Most recently, hospitals honor this role by investing significant resources to address the serious and stubborn problem of maternal mortality and serious morbidity in Texas. In recent years, Texas has ranked among the worst states for maternal mortality and morbidity. While questions about the validity of the state’s maternal mortality data are legitimate, even one preventable maternal death or serious negative outcome is one too many in a state that prides itself on being at the forefront of health care advancement and innovation.

Through TexasAIM, in partnership with the Texas Hospital Association and the Texas Department of State Health Services, hospitals are seeking to reverse that trend. Nearly all Texas hospitals offering labor and delivery services voluntarily participate in the program. There is no financial incentive to do so. The high rate of participation reflects Texas hospitals’ deep commitment to partnering with physicians, policymakers and advocates to make Texas the healthiest state in the country for moms and babies.

Yet, hospitals cannot do this work alone.

In the state with the largest number of residents without health insurance, access to comprehensive pre-natal and post-natal care for all Texas moms and babies is a challenge — reducing the likelihood of a healthy mom and baby. At the same time, poor individual health behaviors, such as smoking, and environmental factors, such as air pollution, contribute to poor maternal health outcomes.

Another complicating factor is the fragility of the state’s rural hospitals. While 19 rural Texas hospitals have closed since 2013, more have reduced their services, most commonly labor and delivery, leaving rural women with no access to routine obstetrics or post-partum care or to birthing services close to home. Today, just 66 of the state’s more than 160 rural hospitals provide labor and delivery services.

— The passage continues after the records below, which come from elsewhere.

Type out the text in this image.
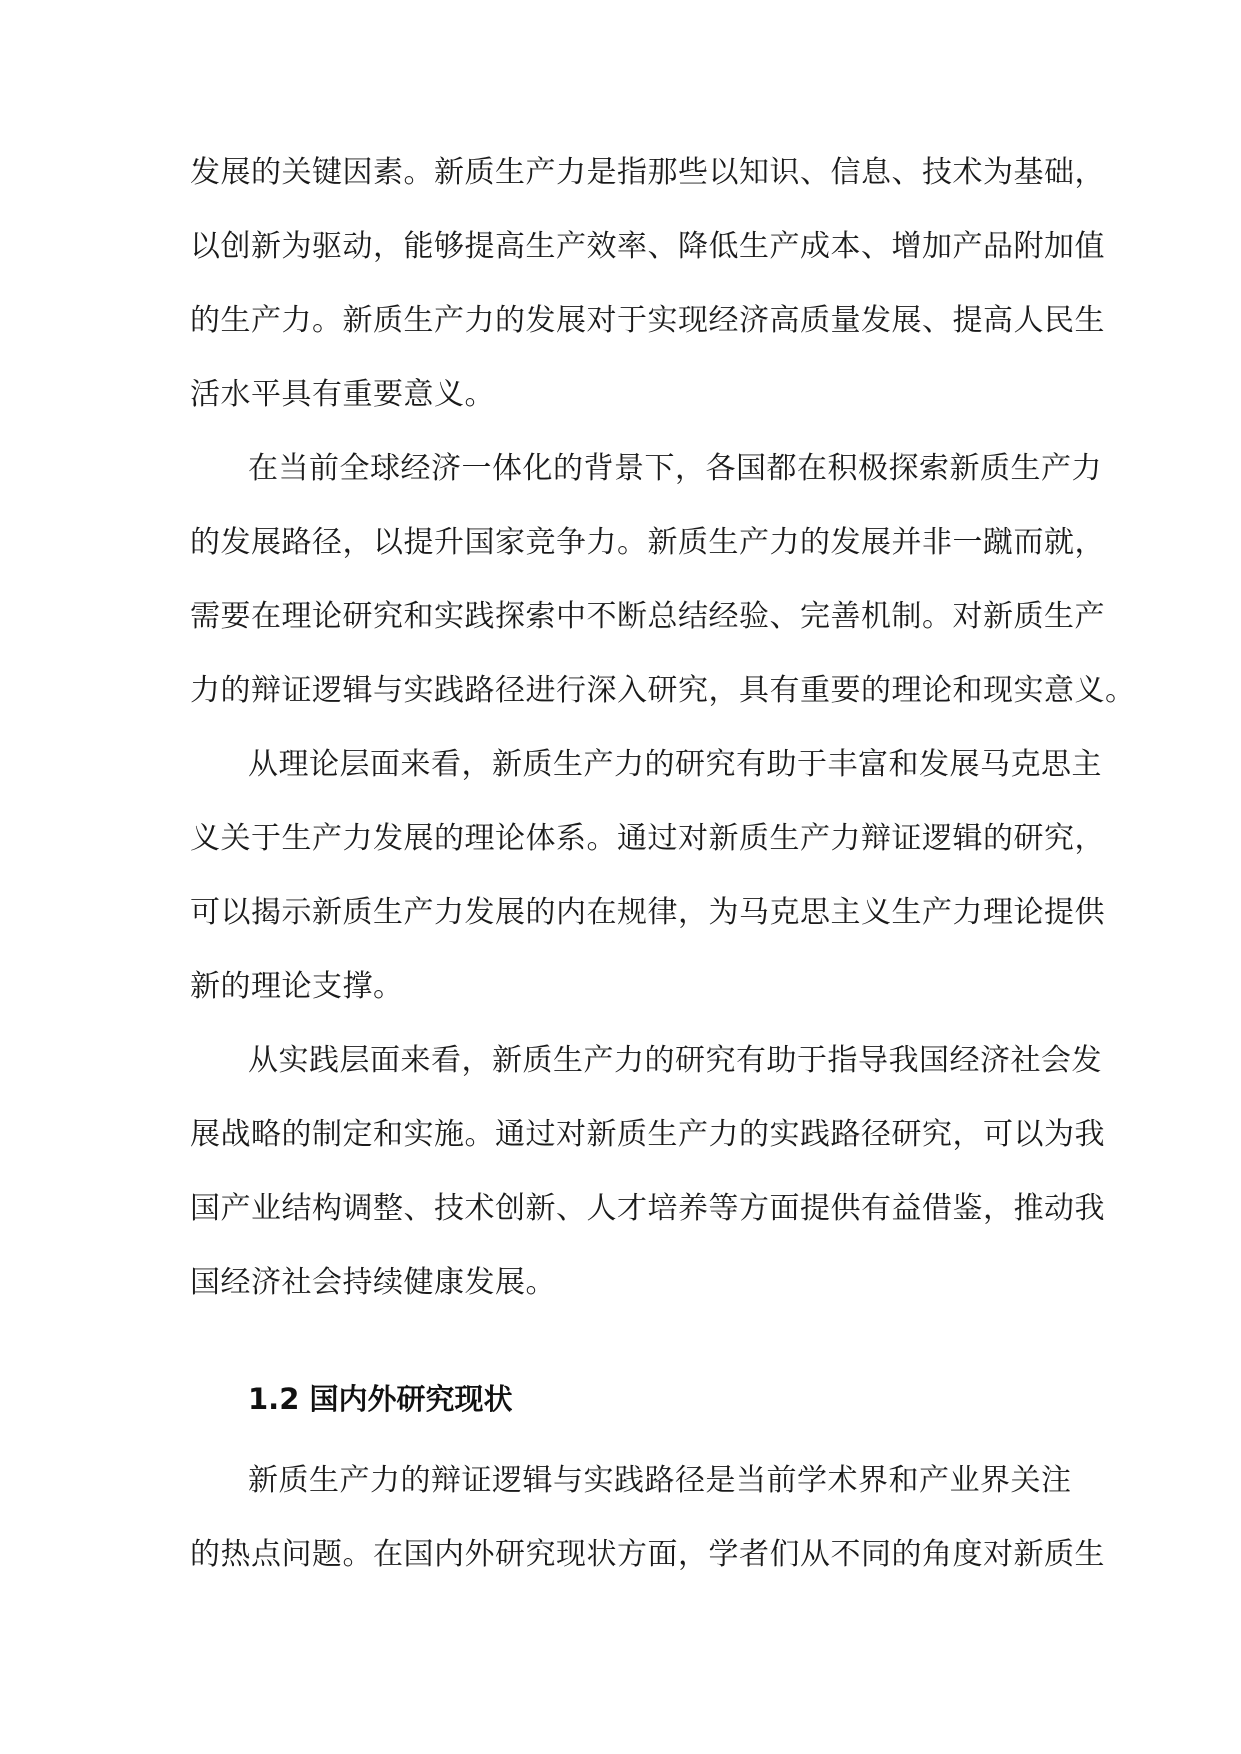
发展的关键因素。新质生产力是指那些以知识、信息、技术为基础，
以创新为驱动，能够提高生产效率、降低生产成本、增加产品附加值
的生产力。新质生产力的发展对于实现经济高质量发展、提高人民生
活水平具有重要意义。
在当前全球经济一体化的背景下，各国都在积极探索新质生产力
的发展路径，以提升国家竞争力。新质生产力的发展并非一蹴而就，
需要在理论研究和实践探索中不断总结经验、完善机制。对新质生产
力的辩证逻辑与实践路径进行深入研究，具有重要的理论和现实意义。
从理论层面来看，新质生产力的研究有助于丰富和发展马克思主
义关于生产力发展的理论体系。通过对新质生产力辩证逻辑的研究，
可以揭示新质生产力发展的内在规律，为马克思主义生产力理论提供
新的理论支撑。
从实践层面来看，新质生产力的研究有助于指导我国经济社会发
展战略的制定和实施。通过对新质生产力的实践路径研究，可以为我
国产业结构调整、技术创新、人才培养等方面提供有益借鉴，推动我
国经济社会持续健康发展。
1.2 国内外研究现状
新质生产力的辩证逻辑与实践路径是当前学术界和产业界关注
的热点问题。在国内外研究现状方面，学者们从不同的角度对新质生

Over the last decade, public health advocates, including Texas hospitals, have worked with lawmakers and state health agencies to identify needed public policies to improve the health of Texas moms and babies. Progress is being made. For example, state lawmakers in 2017 passed a law that qualifies mothers of children whose births are covered by CHIP or Medicaid for mental health screenings and referrals when the mothers take their infants in for a check-up.

But more work needs to be done, particularly to improve access to comprehensive, affordable health insurance and sustain investment in public health resources, outreach and infrastructure. Texas hospitals long have supported legislation to provide access to affordable health coverage for new mothers. This session, Texas hospitals support legislation to continue post-partum eligibility for Medicaid to 12 months from the current 60 days, to ensure new moms receive necessary follow-up health services and appropriate family planning. We also support raising the age to purchase tobacco products to 21 from 18.

Keeping our promise to protect the health of the state’s mothers and babies takes a village. Hospitals are proud to have had a leadership role in this work and will continue to do so because it’s cherished. But a multi-faceted challenge requires a multi-faceted response — and the commitment of all health care professionals, state health agencies and lawmakers.